Bilyeu hopes to see commodity soybeans change, but in the future there may be a splintering of the market.
Clark said the future isn’t a single, improved commodity bean, but the growth of niche markets for specific uses.
Soybeans "will never have all these characteristics together," she said. "They've been trying to make a perfect bean, but it would never become a real variety because it won’t yield."
Winkle also sees diversification of the market as new traits are discovered.

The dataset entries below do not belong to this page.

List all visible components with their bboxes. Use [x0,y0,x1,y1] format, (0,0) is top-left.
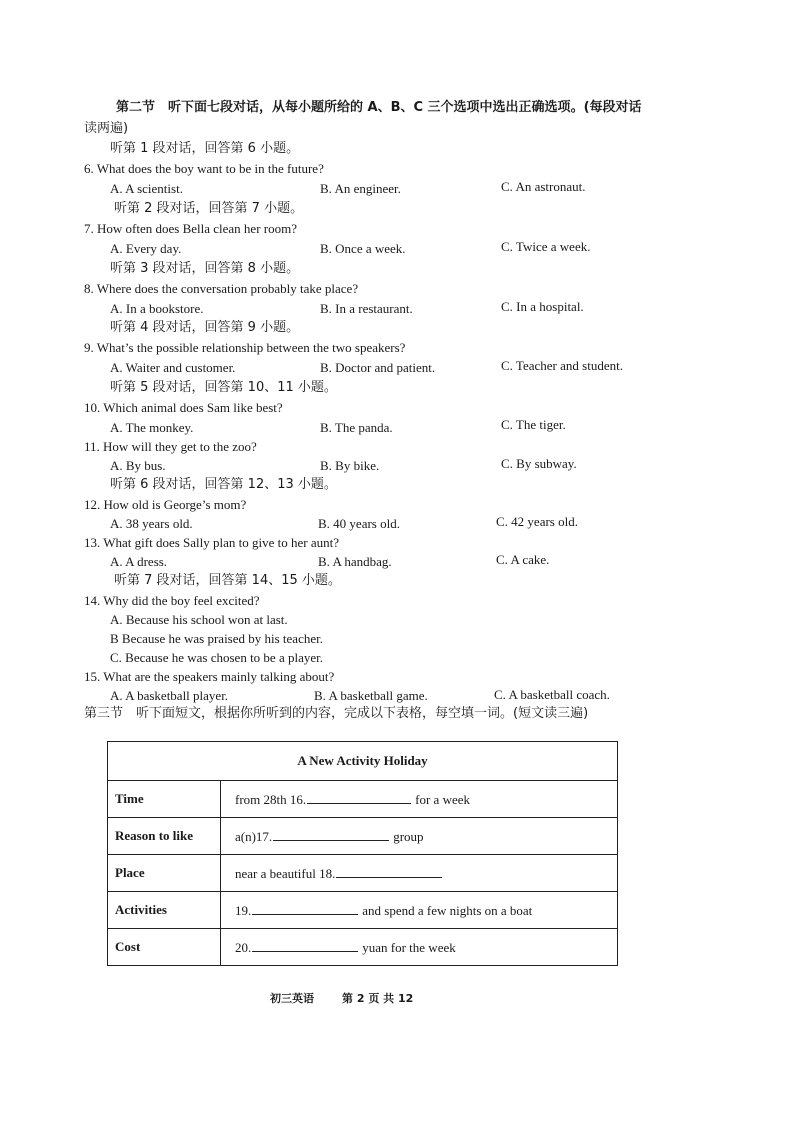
table-row [108,929,618,966]
q6-option-b: B. An engineer. [320,181,401,196]
q10-option-b: B. The panda. [320,420,393,435]
row-value-reason [221,818,618,855]
question-9: 9. What’s the possible relationship between the two speakers? [84,340,406,355]
q12-option-b: B. 40 years old. [318,516,400,531]
activity-holiday-table [107,741,618,966]
table-title: A New Activity Holiday [108,742,618,781]
q7-option-c: C. Twice a week. [501,239,591,254]
q11-option-a: A. By bus. [110,458,166,473]
q14-option-b: B Because he was praised by his teacher. [110,631,323,646]
q10-option-a: A. The monkey. [110,420,194,435]
page-footer [270,990,441,1006]
question-6: 6. What does the boy want to be in the future? [84,161,324,176]
table-row [108,781,618,818]
dialogue-3-instruction: 听第 3 段对话，回答第 8 小题。 [110,261,300,276]
q13-option-a: A. A dress. [110,554,168,569]
question-13: 13. What gift does Sally plan to give to her aunt? [84,535,340,550]
footer-subject: 初三英语 [270,992,314,1005]
row-text-pre: a(n)17. [235,828,273,844]
q6-option-a: A. A scientist. [110,181,183,196]
answer-blank-16[interactable] [307,791,411,804]
question-12: 12. How old is George’s mom? [84,497,247,512]
row-value-activities [221,892,618,929]
row-text-post: group [393,828,424,844]
question-7: 7. How often does Bella clean her room? [84,221,297,236]
q9-option-c: C. Teacher and student. [501,358,623,373]
row-label-activities: Activities [108,892,221,929]
row-label-reason: Reason to like [108,818,221,855]
dialogue-1-instruction: 听第 1 段对话，回答第 6 小题。 [110,141,300,156]
q12-option-c: C. 42 years old. [496,514,578,529]
row-text-pre: from 28th 16. [235,791,307,807]
answer-blank-17[interactable] [273,828,389,841]
q13-option-b: B. A handbag. [318,554,392,569]
answer-blank-19[interactable] [252,902,358,915]
row-text-post: and spend a few nights on a boat [362,902,533,918]
dialogue-4-instruction: 听第 4 段对话，回答第 9 小题。 [110,320,300,335]
section2-heading: 第二节 听下面七段对话，从每小题所给的 A、B、C 三个选项中选出正确选项。(每段对话 [116,100,642,115]
table-row [108,855,618,892]
row-text-pre: 20. [235,939,252,955]
dialogue-2-instruction: 听第 2 段对话，回答第 7 小题。 [114,201,304,216]
question-14: 14. Why did the boy feel excited? [84,593,260,608]
question-15: 15. What are the speakers mainly talking about? [84,669,335,684]
q8-option-b: B. In a restaurant. [320,301,413,316]
row-value-cost [221,929,618,966]
q14-option-c: C. Because he was chosen to be a player. [110,650,323,665]
row-label-place: Place [108,855,221,892]
row-label-cost: Cost [108,929,221,966]
row-text-pre: 19. [235,902,252,918]
q14-option-a: A. Because his school won at last. [110,612,288,627]
q10-option-c: C. The tiger. [501,417,566,432]
q11-option-c: C. By subway. [501,456,577,471]
dialogue-7-instruction: 听第 7 段对话，回答第 14、15 小题。 [114,573,341,588]
q12-option-a: A. 38 years old. [110,516,193,531]
q15-option-b: B. A basketball game. [314,688,428,703]
table-row [108,892,618,929]
row-label-time: Time [108,781,221,818]
q15-option-c: C. A basketball coach. [494,687,610,702]
q7-option-a: A. Every day. [110,241,182,256]
q13-option-c: C. A cake. [496,552,550,567]
q9-option-b: B. Doctor and patient. [320,360,436,375]
row-value-place [221,855,618,892]
row-text-post: for a week [415,791,470,807]
section2-heading-cont: 读两遍) [84,121,129,136]
table-row [108,818,618,855]
question-11: 11. How will they get to the zoo? [84,439,257,454]
q15-option-a: A. A basketball player. [110,688,229,703]
answer-blank-20[interactable] [252,939,358,952]
section3-heading: 第三节 听下面短文，根据你所听到的内容，完成以下表格，每空填一词。(短文读三遍) [84,706,589,721]
q7-option-b: B. Once a week. [320,241,406,256]
q11-option-b: B. By bike. [320,458,380,473]
dialogue-5-instruction: 听第 5 段对话，回答第 10、11 小题。 [110,380,337,395]
row-text-pre: near a beautiful 18. [235,865,336,881]
row-text-post: yuan for the week [362,939,456,955]
dialogue-6-instruction: 听第 6 段对话，回答第 12、13 小题。 [110,477,337,492]
q6-option-c: C. An astronaut. [501,179,586,194]
question-8: 8. Where does the conversation probably take place? [84,281,359,296]
answer-blank-18[interactable] [336,865,442,878]
q9-option-a: A. Waiter and customer. [110,360,236,375]
q8-option-c: C. In a hospital. [501,299,584,314]
q8-option-a: A. In a bookstore. [110,301,204,316]
question-10: 10. Which animal does Sam like best? [84,400,283,415]
row-value-time [221,781,618,818]
footer-page-number: 第 2 页 共 12 [342,992,414,1005]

“If you have one unique attribute, you’ll probably have an impact on another trait, and here’s a classic example. With the new high oleic, there’s a reduction in saturates. We’d say it's a good thing. But there’s also the reduction of omega-3s, so part of the market is excited and part of the market will say wait a minute,” Winkle said. “If you think about high-oleic and omega-3 soybeans, you could have two or three different types, and they each may have a significant part of our total acres.”
Whatever happens, the real goal could be something easy for consumers, Bilyeu said.
“This should be an option that consumers might not even have to choose," Bilyeu said. "It might just ripple through the food system, so that your potato chips or the muffin that you buy at a coffee shop just might be a little better for you."